4. Since disputes arose between the parties, plaintiff submitted a
request for arbitration to ICC International Court of Arbitration (in
short "ICC") claiming US$ 175,000 along with interest and costs.
5. On 18th February, 1998, ICC appointed Ms. Jenny W.T. Power as
the sole Arbitrator.
6. On 27th July, 1998, defendant filed a suit being Suit No.
1568/1998 before this Court seeking a declaration and injunction to stay
the arbitral proceedings on the ground that no valid arbitration
agreement existed between the plaintiff and defendant.

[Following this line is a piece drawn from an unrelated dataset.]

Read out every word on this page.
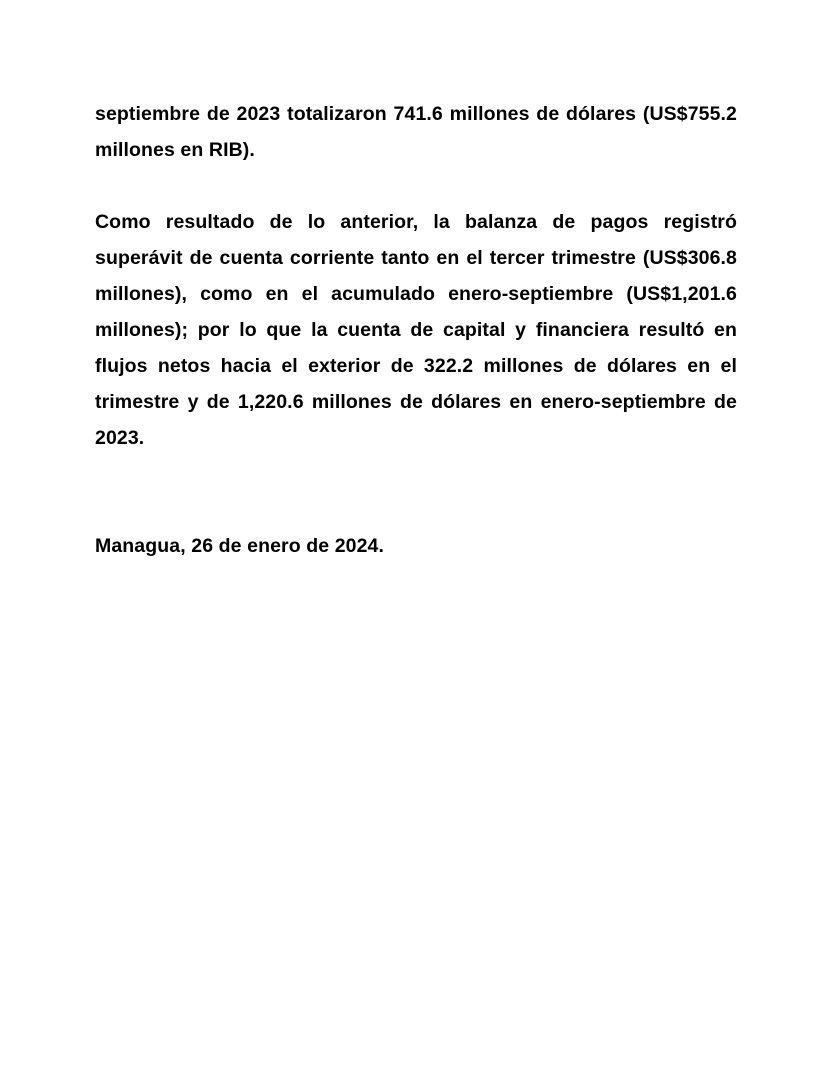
septiembre de 2023 totalizaron 741.6 millones de dólares (US$755.2 millones en RIB).

Como resultado de lo anterior, la balanza de pagos registró superávit de cuenta corriente tanto en el tercer trimestre (US$306.8 millones), como en el acumulado enero-septiembre (US$1,201.6 millones); por lo que la cuenta de capital y financiera resultó en flujos netos hacia el exterior de 322.2 millones de dólares en el trimestre y de 1,220.6 millones de dólares en enero-septiembre de 2023.

Managua, 26 de enero de 2024.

7. On 23rd July, 1999, the aforesaid suit filed by defendant titled as
M/s. Brawn Laboratories Limited Vs. Fittydent International Gmbh
and Anr. reported in 85(2000) DLT 204 was dismissed by a learned
Single Judge of this Court. The relevant observations of the learned
Single Judge are reproduced hereinbelow:-
"Moreover, a sea-change has been made in the law of arbitration after the passing of the Arbitration and Conciliation Act, 1996. Under Section 5 of the Arbitration and Conciliation Act no Judicial Authority shall intervene in the proceedings except where so provided in the Act. Moreover, while under the old Arbitration Act, a question relating to the jurisdiction of the Arbitrator could not be decided by him except when it was referred to him as a specific question of law, under Section 16 of the new Arbitration Act, the Arbitral Tribunal has the power to rule on its own jurisdiction including ruling on any objection with respect to the existence or validity of the arbitration agreement, and for that purpose an arbitration clause which forms part of a contract shall be treated as an agreement independent of the other terms of the contract; and a decision by the Arbitral Tribunal that the contract is null and void shall not entail ipso jure the invalidity of the arbitration clause. It is, therefore, clear that even assuming for the sake of arguments that the agreement dated 20.5.1994 between the parties was illegal and non est, the same shall not on its own render the arbitration clause invalid and it is still within the competence of the Arbitrator to decide the validity of the same. It is, therefore, for the Arbitrator to decide as to whether the arbitration agreement between the parties still survives even assuming that the agreement dated 20.5.1994 was rendered invalid because of non-approval of the Government of India. In my opinion, this Court will not interfere in the proceedings before the Arbitrator and it will be open for the plaintiff to take all such pleas before the Arbitrator as it may be advised to take and have a decision thereon.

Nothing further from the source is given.